3. Run that final data through `generate_management_suggestions` to receive tailored, phased recovery steps for the pet's type and region.

## Frequently Asked Questions

**How does the `calculate_stress_score` tool work?**
It takes raw, quantified behavioral data—like how many times a day your cat hides or the severity of barking—and processes it into a single, objective score out of ten.

**Does `query_probable_triggers` just list random things?**
No. It analyzes routine deviations and environmental changes you input (e.g., construction, new furniture) to identify the most statistically likely sources of stress for your pet.

**Can I use `generate_management_suggestions` without first scoring the pet?**
While possible, running the score first makes the suggestions much stronger. The MCP is designed so that the output of the score informs the quality and specificity of the final plan.

**What kind of data does this MCP need to run?**
It requires detailed behavioral notes, specific environmental changes, and information about your pet's type (cat/dog) for optimal results. The more specific you are, the better the score.

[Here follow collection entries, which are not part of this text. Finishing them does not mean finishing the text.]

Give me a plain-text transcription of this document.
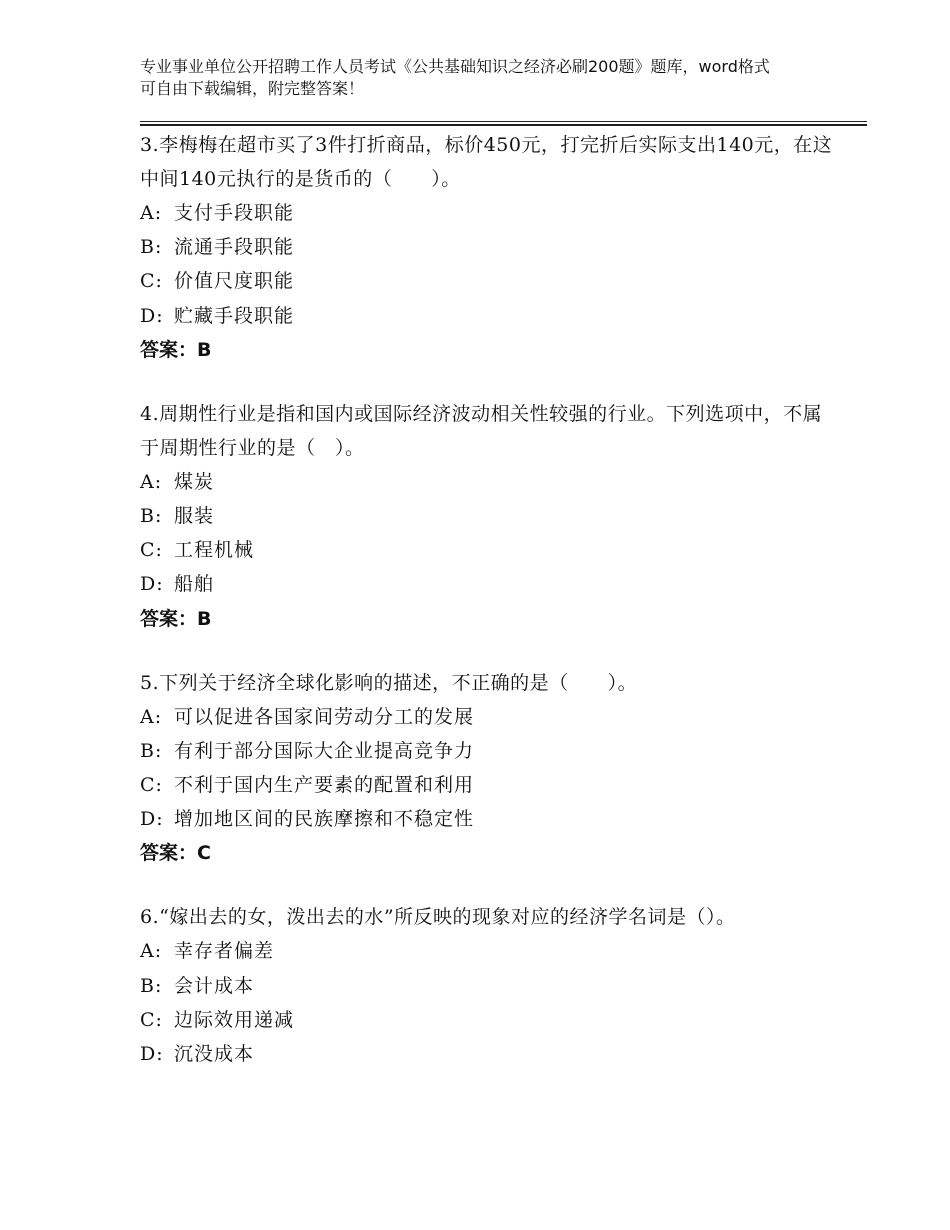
专业事业单位公开招聘工作人员考试《公共基础知识之经济必刷200题》题库，word格式可自由下载编辑，附完整答案！

3.李梅梅在超市买了3件打折商品，标价450元，打完折后实际支出140元，在这中间140元执行的是货币的（　　）。

A: 支付手段职能

B: 流通手段职能

C: 价值尺度职能

D: 贮藏手段职能

答案：B

4.周期性行业是指和国内或国际经济波动相关性较强的行业。下列选项中，不属于周期性行业的是（　）。

A: 煤炭

B: 服装

C: 工程机械

D: 船舶

答案：B

5.下列关于经济全球化影响的描述，不正确的是（　　）。

A: 可以促进各国家间劳动分工的发展

B: 有利于部分国际大企业提高竞争力

C: 不利于国内生产要素的配置和利用

D: 增加地区间的民族摩擦和不稳定性

答案：C

6.“嫁出去的女，泼出去的水”所反映的现象对应的经济学名词是（）。

A: 幸存者偏差

B: 会计成本

C: 边际效用递减

D: 沉没成本
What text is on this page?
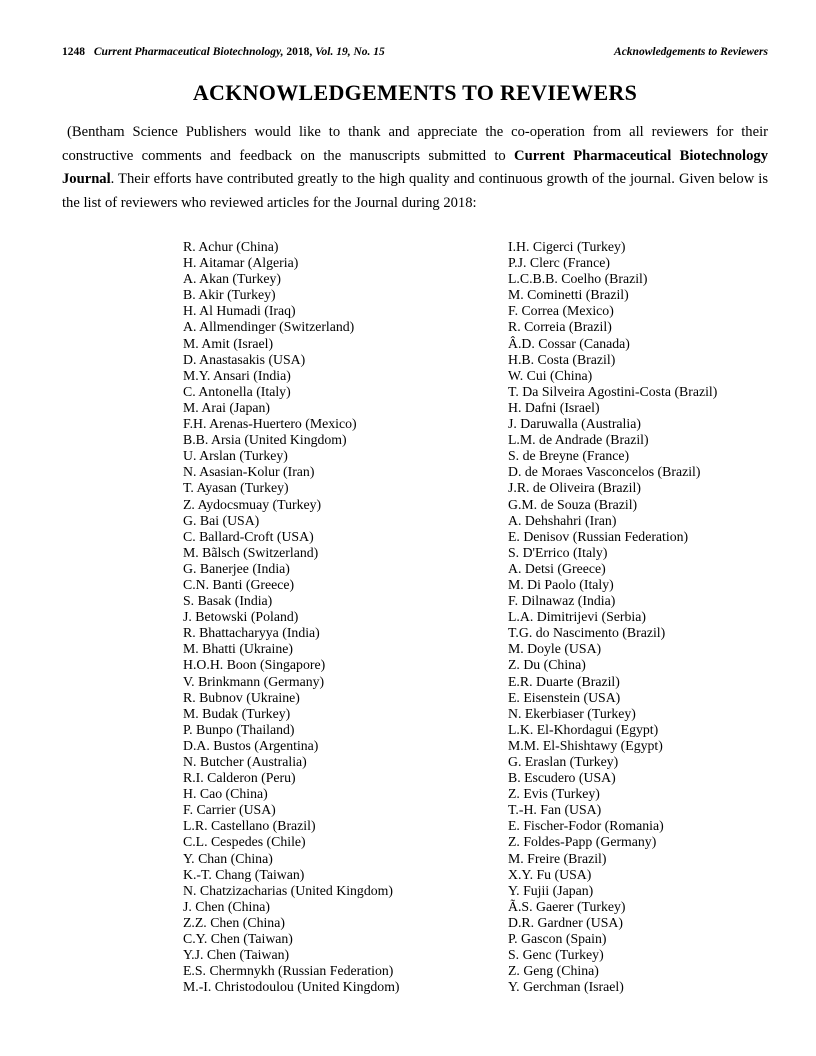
1248 Current Pharmaceutical Biotechnology, 2018, Vol. 19, No. 15	Acknowledgements to Reviewers
ACKNOWLEDGEMENTS TO REVIEWERS

(Bentham Science Publishers would like to thank and appreciate the co-operation from all reviewers for their constructive comments and feedback on the manuscripts submitted to Current Pharmaceutical Biotechnology Journal. Their efforts have contributed greatly to the high quality and continuous growth of the journal. Given below is the list of reviewers who reviewed articles for the Journal during 2018:

R. Achur (China)
H. Aitamar (Algeria)
A. Akan (Turkey)
B. Akir (Turkey)
H. Al Humadi (Iraq)
A. Allmendinger (Switzerland)
M. Amit (Israel)
D. Anastasakis (USA)
M.Y. Ansari (India)
C. Antonella (Italy)
M. Arai (Japan)
F.H. Arenas-Huertero (Mexico)
B.B. Arsia (United Kingdom)
U. Arslan (Turkey)
N. Asasian-Kolur (Iran)
T. Ayasan (Turkey)
Z. Aydocsmuay (Turkey)
G. Bai (USA)
C. Ballard-Croft (USA)
M. Bãlsch (Switzerland)
G. Banerjee (India)
C.N. Banti (Greece)
S. Basak (India)
J. Betowski (Poland)
R. Bhattacharyya (India)
M. Bhatti (Ukraine)
H.O.H. Boon (Singapore)
V. Brinkmann (Germany)
R. Bubnov (Ukraine)
M. Budak (Turkey)
P. Bunpo (Thailand)
D.A. Bustos (Argentina)
N. Butcher (Australia)
R.I. Calderon (Peru)
H. Cao (China)
F. Carrier (USA)
L.R. Castellano (Brazil)
C.L. Cespedes (Chile)
Y. Chan (China)
K.-T. Chang (Taiwan)
N. Chatzizacharias (United Kingdom)
J. Chen (China)
Z.Z. Chen (China)
C.Y. Chen (Taiwan)
Y.J. Chen (Taiwan)
E.S. Chermnykh (Russian Federation)
M.-I. Christodoulou (United Kingdom)
I.H. Cigerci (Turkey)
P.J. Clerc (France)
L.C.B.B. Coelho (Brazil)
M. Cominetti (Brazil)
F. Correa (Mexico)
R. Correia (Brazil)
Â.D. Cossar (Canada)
H.B. Costa (Brazil)
W. Cui (China)
T. Da Silveira Agostini-Costa (Brazil)
H. Dafni (Israel)
J. Daruwalla (Australia)
L.M. de Andrade (Brazil)
S. de Breyne (France)
D. de Moraes Vasconcelos (Brazil)
J.R. de Oliveira (Brazil)
G.M. de Souza (Brazil)
A. Dehshahri (Iran)
E. Denisov (Russian Federation)
S. D'Errico (Italy)
A. Detsi (Greece)
M. Di Paolo (Italy)
F. Dilnawaz (India)
L.A. Dimitrijevi (Serbia)
T.G. do Nascimento (Brazil)
M. Doyle (USA)
Z. Du (China)
E.R. Duarte (Brazil)
E. Eisenstein (USA)
N. Ekerbiaser (Turkey)
L.K. El-Khordagui (Egypt)
M.M. El-Shishtawy (Egypt)
G. Eraslan (Turkey)
B. Escudero (USA)
Z. Evis (Turkey)
T.-H. Fan (USA)
E. Fischer-Fodor (Romania)
Z. Foldes-Papp (Germany)
M. Freire (Brazil)
X.Y. Fu (USA)
Y. Fujii (Japan)
Ã.S. Gaerer (Turkey)
D.R. Gardner (USA)
P. Gascon (Spain)
S. Genc (Turkey)
Z. Geng (China)
Y. Gerchman (Israel)
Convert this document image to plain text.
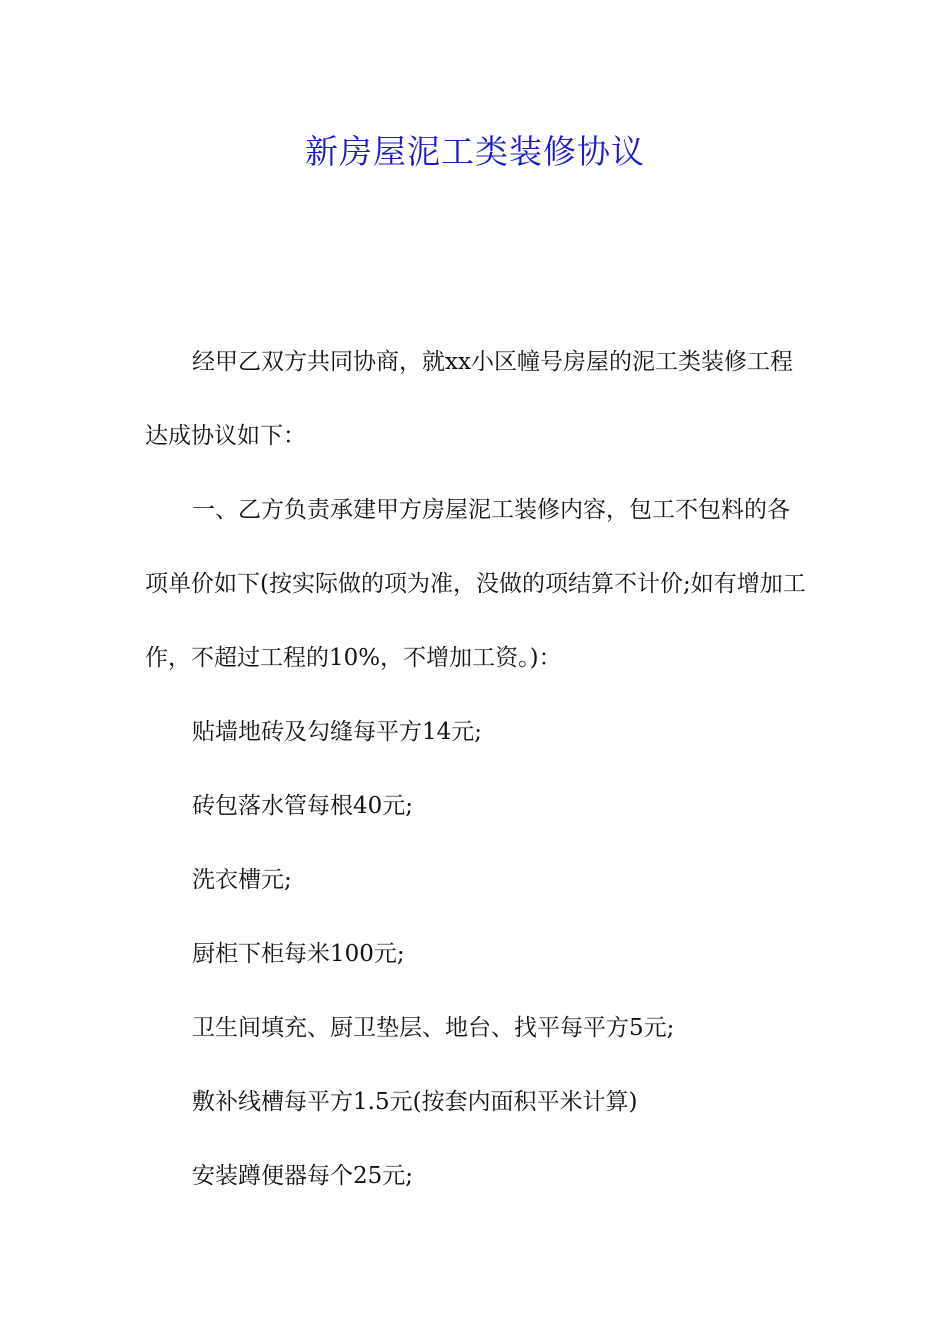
新房屋泥工类装修协议

经甲乙双方共同协商，就xx小区幢号房屋的泥工类装修工程达成协议如下：

一、乙方负责承建甲方房屋泥工装修内容，包工不包料的各项单价如下(按实际做的项为准，没做的项结算不计价;如有增加工作，不超过工程的10%，不增加工资。)：

贴墙地砖及勾缝每平方14元;

砖包落水管每根40元;

洗衣槽元;

厨柜下柜每米100元;

卫生间填充、厨卫垫层、地台、找平每平方5元;

敷补线槽每平方1.5元(按套内面积平米计算)

安装蹲便器每个25元;
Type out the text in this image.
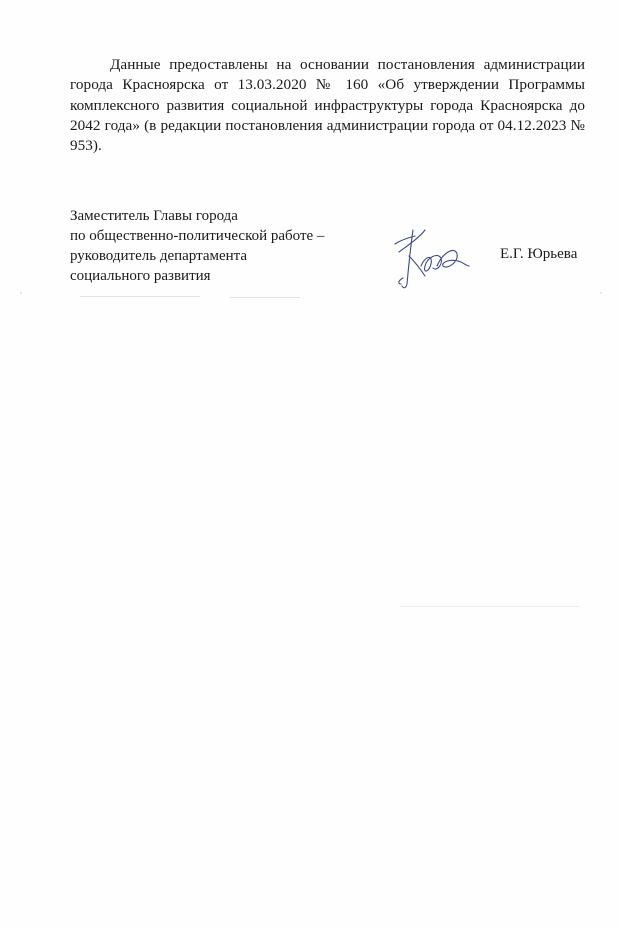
Данные предоставлены на основании постановления администрации города Красноярска от 13.03.2020 № 160 «Об утверждении Программы комплексного развития социальной инфраструктуры города Красноярска до 2042 года» (в редакции постановления администрации города от 04.12.2023 № 953).

Заместитель Главы города
по общественно-политической работе –
руководитель департамента
социального развития
Е.Г. Юрьева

**Does running `calculate_stress_score` require me to upload private medical records?**
No. The MCP only needs observable behavioral data—like hiding frequency or appetite changes. All credentials pass through Vinkius's zero-trust proxy, meaning your sensitive keys are used in transit but never stored on disk.

**If I provide contradictory inputs to `query_probable_triggers`, will the tool fail?**
The MCP is designed to handle conflicting data. Instead of failing, it weights evidence and flags areas of high conflict in its output. For best results, keep your observations as specific and non-contradictory as possible.

**Can I get region-specific advice when using `generate_management_suggestions`?**
Yes. The service requires knowing the pet's species type and current geographic location. This detail ensures that the management plan suggests locally available resources, like specific behaviorists or enrichment classes.

**What happens if I run multiple tools, such as `calculate_stress_score` and `query_probable_triggers`, in quick succession?**
The platform manages rate limits to ensure stability. If you hit a limit, your agent will receive an explicit error code telling you when you can try again. You can monitor usage details through the Vinkius AI Analytics dashboard.